There was a problem hiding this comment.
Probably not in allstar. Maybe with raw results or with scorecard validation.
| // IgnoreFiles is a list of file names to ignore. Any Binary Artifacts found | ||
| // with these names are allowed, and the policy may still pass. These are | ||
| // just the file name, not a full path. Globs are not allowed. | ||
| IgnoreFiles []string `yaml:"ignoreFiles"` |
There was a problem hiding this comment.
Suggestion - make the allowlist more flexible:
AllowList struct {
// Allow all files with name "gradle-wrapper.jar"
Filenames []string
// Allow the file at path "dir1/dir2/gradle-wrapper.jar"
Filepaths[]string
// Allow all files under directory "testdata/"
Dirs []string
// Stretch idea - support regexes. Not needed for now.
}
Users can set either of these options depending on their need. Wdyt?

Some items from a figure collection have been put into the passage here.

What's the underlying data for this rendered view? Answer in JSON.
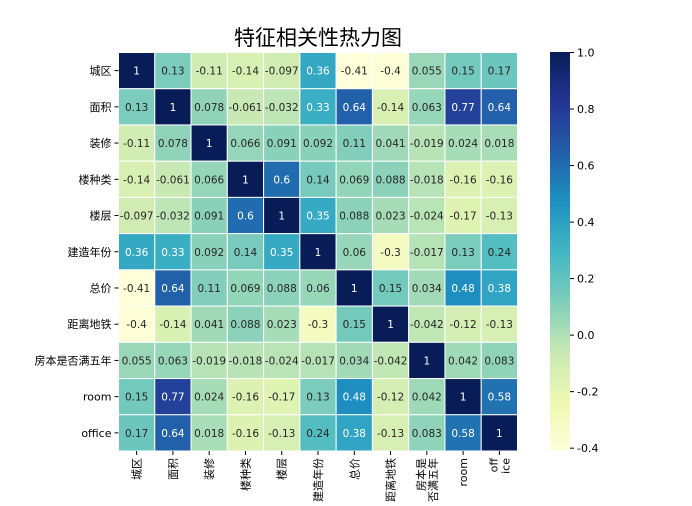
{
  "chart_data": {
    "type": "heatmap",
    "title": "特征相关性热力图",
    "colormap": "YlGnBu",
    "colormap_stops": [
      "#ffffd9",
      "#edf8b1",
      "#c7e9b4",
      "#7fcdbb",
      "#41b6c4",
      "#1d91c0",
      "#225ea8",
      "#253494",
      "#081d58"
    ],
    "vmin": -0.41,
    "vmax": 1.0,
    "colorbar_ticks": [
      "1.0",
      "0.8",
      "0.6",
      "0.4",
      "0.2",
      "0.0",
      "-0.2",
      "-0.4"
    ],
    "colorbar_tick_values": [
      1.0,
      0.8,
      0.6,
      0.4,
      0.2,
      0.0,
      -0.2,
      -0.4
    ],
    "row_labels": [
      "城区",
      "面积",
      "装修",
      "楼种类",
      "楼层",
      "建造年份",
      "总价",
      "距离地铁",
      "房本是否满五年",
      "room",
      "office"
    ],
    "col_labels": [
      "城区",
      "面积",
      "装修",
      "楼种类",
      "楼层",
      "建造年份",
      "总价",
      "距离地铁",
      "房本是否满五年",
      "room",
      "office"
    ],
    "values": [
      [
        "1",
        "0.13",
        "-0.11",
        "-0.14",
        "-0.097",
        "0.36",
        "-0.41",
        "-0.4",
        "0.055",
        "0.15",
        "0.17"
      ],
      [
        "0.13",
        "1",
        "0.078",
        "-0.061",
        "-0.032",
        "0.33",
        "0.64",
        "-0.14",
        "0.063",
        "0.77",
        "0.64"
      ],
      [
        "-0.11",
        "0.078",
        "1",
        "0.066",
        "0.091",
        "0.092",
        "0.11",
        "0.041",
        "-0.019",
        "0.024",
        "0.018"
      ],
      [
        "-0.14",
        "-0.061",
        "0.066",
        "1",
        "0.6",
        "0.14",
        "0.069",
        "0.088",
        "-0.018",
        "-0.16",
        "-0.16"
      ],
      [
        "-0.097",
        "-0.032",
        "0.091",
        "0.6",
        "1",
        "0.35",
        "0.088",
        "0.023",
        "-0.024",
        "-0.17",
        "-0.13"
      ],
      [
        "0.36",
        "0.33",
        "0.092",
        "0.14",
        "0.35",
        "1",
        "0.06",
        "-0.3",
        "-0.017",
        "0.13",
        "0.24"
      ],
      [
        "-0.41",
        "0.64",
        "0.11",
        "0.069",
        "0.088",
        "0.06",
        "1",
        "0.15",
        "0.034",
        "0.48",
        "0.38"
      ],
      [
        "-0.4",
        "-0.14",
        "0.041",
        "0.088",
        "0.023",
        "-0.3",
        "0.15",
        "1",
        "-0.042",
        "-0.12",
        "-0.13"
      ],
      [
        "0.055",
        "0.063",
        "-0.019",
        "-0.018",
        "-0.024",
        "-0.017",
        "0.034",
        "-0.042",
        "1",
        "0.042",
        "0.083"
      ],
      [
        "0.15",
        "0.77",
        "0.024",
        "-0.16",
        "-0.17",
        "0.13",
        "0.48",
        "-0.12",
        "0.042",
        "1",
        "0.58"
      ],
      [
        "0.17",
        "0.64",
        "0.018",
        "-0.16",
        "-0.13",
        "0.24",
        "0.38",
        "-0.13",
        "0.083",
        "0.58",
        "1"
      ]
    ],
    "xlabel": "",
    "ylabel": "",
    "legend": "colorbar-right"
  }
}
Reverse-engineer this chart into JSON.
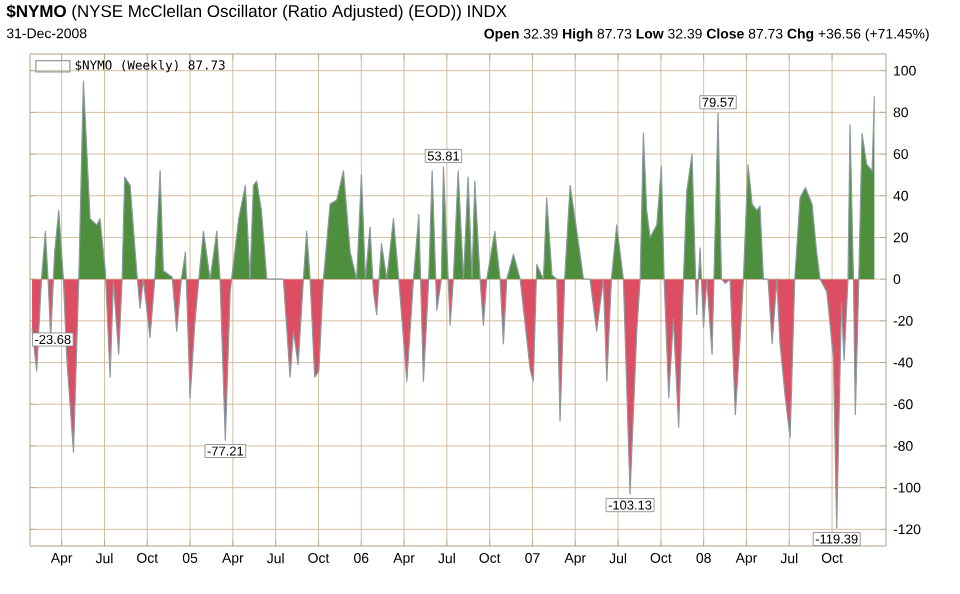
{
  "chart_data": {
    "type": "area",
    "title": "**$NYMO** (NYSE McClellan Oscillator (Ratio Adjusted) (EOD)) INDX",
    "subtitle": "31-Dec-2008",
    "annotations": [
      "**Open** 32.39 **High** 87.73 **Low** 32.39 **Close** 87.73 **Chg** +36.56 (+71.45%)",
      {
        "text": "-23.68",
        "x": 2004.077,
        "y": -23.68
      },
      {
        "text": "-77.21",
        "x": 2005.206,
        "y": -77.21
      },
      {
        "text": "53.81",
        "x": 2006.48,
        "y": 53.81
      },
      {
        "text": "-103.13",
        "x": 2007.57,
        "y": -103.13
      },
      {
        "text": "79.57",
        "x": 2008.084,
        "y": 79.57
      },
      {
        "text": "-119.39",
        "x": 2008.777,
        "y": -119.39
      }
    ],
    "series": [
      {
        "name": "$NYMO (Weekly) 87.73",
        "color": "#4e8f3e",
        "x": [
          2004.077,
          2004.104,
          2004.132,
          2004.155,
          2004.171,
          2004.186,
          2004.209,
          2004.233,
          2004.26,
          2004.28,
          2004.319,
          2004.35,
          2004.377,
          2004.416,
          2004.455,
          2004.474,
          2004.505,
          2004.533,
          2004.552,
          2004.583,
          2004.603,
          2004.618,
          2004.65,
          2004.688,
          2004.708,
          2004.727,
          2004.766,
          2004.794,
          2004.825,
          2004.844,
          2004.895,
          2004.922,
          2004.949,
          2004.973,
          2005.0,
          2005.027,
          2005.051,
          2005.078,
          2005.117,
          2005.156,
          2005.175,
          2005.206,
          2005.234,
          2005.284,
          2005.323,
          2005.35,
          2005.37,
          2005.389,
          2005.417,
          2005.448,
          2005.545,
          2005.584,
          2005.604,
          2005.631,
          2005.662,
          2005.681,
          2005.701,
          2005.728,
          2005.752,
          2005.779,
          2005.818,
          2005.857,
          2005.896,
          2005.935,
          2005.973,
          2006.001,
          2006.024,
          2006.051,
          2006.071,
          2006.09,
          2006.118,
          2006.149,
          2006.188,
          2006.219,
          2006.266,
          2006.305,
          2006.336,
          2006.363,
          2006.394,
          2006.414,
          2006.441,
          2006.468,
          2006.48,
          2006.519,
          2006.538,
          2006.566,
          2006.597,
          2006.624,
          2006.647,
          2006.663,
          2006.694,
          2006.713,
          2006.733,
          2006.78,
          2006.811,
          2006.83,
          2006.85,
          2006.889,
          2006.928,
          2006.986,
          2007.005,
          2007.025,
          2007.064,
          2007.083,
          2007.114,
          2007.142,
          2007.161,
          2007.188,
          2007.22,
          2007.259,
          2007.298,
          2007.336,
          2007.375,
          2007.414,
          2007.434,
          2007.461,
          2007.492,
          2007.531,
          2007.57,
          2007.609,
          2007.629,
          2007.648,
          2007.667,
          2007.687,
          2007.726,
          2007.753,
          2007.769,
          2007.796,
          2007.823,
          2007.854,
          2007.882,
          2007.901,
          2007.932,
          2007.959,
          2007.979,
          2007.999,
          2008.018,
          2008.049,
          2008.084,
          2008.104,
          2008.127,
          2008.154,
          2008.185,
          2008.213,
          2008.232,
          2008.259,
          2008.283,
          2008.31,
          2008.329,
          2008.349,
          2008.376,
          2008.4,
          2008.427,
          2008.446,
          2008.477,
          2008.505,
          2008.532,
          2008.563,
          2008.594,
          2008.633,
          2008.66,
          2008.68,
          2008.719,
          2008.758,
          2008.777,
          2008.805,
          2008.82,
          2008.843,
          2008.855,
          2008.875,
          2008.886,
          2008.906,
          2008.925,
          2008.952,
          2008.984,
          2008.997
        ],
        "values": [
          -23.68,
          -44,
          0,
          23,
          -1,
          -28,
          13,
          33,
          0,
          -38,
          -83,
          0,
          95,
          29,
          26,
          29,
          4,
          -47,
          -1,
          -36,
          0,
          49,
          45,
          4,
          -14,
          0,
          -28,
          0,
          52,
          4,
          1,
          -25,
          0,
          13,
          -57,
          -22,
          0,
          23,
          0,
          23,
          0,
          -77.21,
          -6,
          29,
          45,
          0,
          45,
          47,
          33,
          0,
          0,
          -47,
          -25,
          -41,
          0,
          23,
          0,
          -47,
          -44,
          0,
          36,
          38,
          52,
          13,
          0,
          50,
          0,
          25,
          -6,
          -17,
          17,
          0,
          29,
          0,
          -49,
          0,
          31,
          -49,
          0,
          52,
          -15,
          0,
          53.81,
          -22,
          0,
          52,
          0,
          49,
          0,
          47,
          0,
          -22,
          0,
          23,
          0,
          -31,
          0,
          12,
          0,
          -43,
          -49,
          7,
          0,
          39,
          2,
          0,
          -68,
          0,
          45,
          23,
          0,
          0,
          -25,
          0,
          -49,
          0,
          26,
          0,
          -103.13,
          -25,
          0,
          70,
          33,
          20,
          26,
          54,
          0,
          -57,
          -19,
          -71,
          0,
          42,
          60,
          -17,
          15,
          -23,
          0,
          -36,
          79.57,
          0,
          -2,
          0,
          -65,
          -28,
          0,
          55,
          36,
          33,
          35,
          0,
          0,
          -31,
          0,
          -31,
          -57,
          -76,
          0,
          39,
          44,
          36,
          13,
          0,
          -6,
          -38,
          -119.39,
          -11,
          -39,
          0,
          74,
          0,
          -65,
          0,
          70,
          55,
          52,
          87.73
        ]
      }
    ],
    "xlim": [
      2004.065,
      2009.065
    ],
    "xticks": [
      {
        "value": 2004.25,
        "label": "Apr"
      },
      {
        "value": 2004.5,
        "label": "Jul"
      },
      {
        "value": 2004.75,
        "label": "Oct"
      },
      {
        "value": 2005,
        "label": "05"
      },
      {
        "value": 2005.25,
        "label": "Apr"
      },
      {
        "value": 2005.5,
        "label": "Jul"
      },
      {
        "value": 2005.75,
        "label": "Oct"
      },
      {
        "value": 2006,
        "label": "06"
      },
      {
        "value": 2006.25,
        "label": "Apr"
      },
      {
        "value": 2006.5,
        "label": "Jul"
      },
      {
        "value": 2006.75,
        "label": "Oct"
      },
      {
        "value": 2007,
        "label": "07"
      },
      {
        "value": 2007.25,
        "label": "Apr"
      },
      {
        "value": 2007.5,
        "label": "Jul"
      },
      {
        "value": 2007.75,
        "label": "Oct"
      },
      {
        "value": 2008,
        "label": "08"
      },
      {
        "value": 2008.25,
        "label": "Apr"
      },
      {
        "value": 2008.5,
        "label": "Jul"
      },
      {
        "value": 2008.75,
        "label": "Oct"
      }
    ],
    "ylim": [
      -128,
      108
    ],
    "yticks": [
      -120,
      -100,
      -80,
      -60,
      -40,
      -20,
      0,
      20,
      40,
      60,
      80,
      100
    ],
    "grid": true,
    "legend": "top left"
  }
}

There was a problem hiding this comment.
I'm trying to balance flexibility/usability with security and also complexity.
For example, filenames is inherently less secure than paths. However, filepaths is not very usable at the org level.
Another balance is the "repo override". For example, an org admin might leave repo override disabled, but wish to allow full-path ignore at the repo level. In this case the admin wouldn't want to allow globs, because the repo could just ignore "*".
Keeping the options limited encourages secure use, and decreases config complexity.
There was a problem hiding this comment.
Instead of having different type (dir, files, etc), it may be simpler for a user to just provide a list of Glob patterns https://pkg.go.dev/path/filepath#Glob.
There was a problem hiding this comment.
For the above reasons, I don't want to have glob. To encourage secure use, it would be better to add some extra friction to adding new binary artifacts to a repo by having to add it to a list. Also, without a glob, the ignore config can serve as an audit list of binary artifacts.
For both of these, we can launch and iterate, if we get users asking for globs or more complex config, it can be added.
There was a problem hiding this comment.
Gotcha, I had not thought about the org-level problems. I like the idea of an audit list as well
There was a problem hiding this comment.
Just to clarify, we allow filenames at org-level, but repos can have filepath-level overrides. Is that correct?
It's expected to use this exemption with `gradle-wrapper.jar`, see ossf/allstar#176.
I decided it makes sense to ignore files at the org level (ex: "gradle-wrapper.jar"), and to only allow full-path ignore at the repo level (ex: "gradle/wrapper/gradle-wrapper.jar").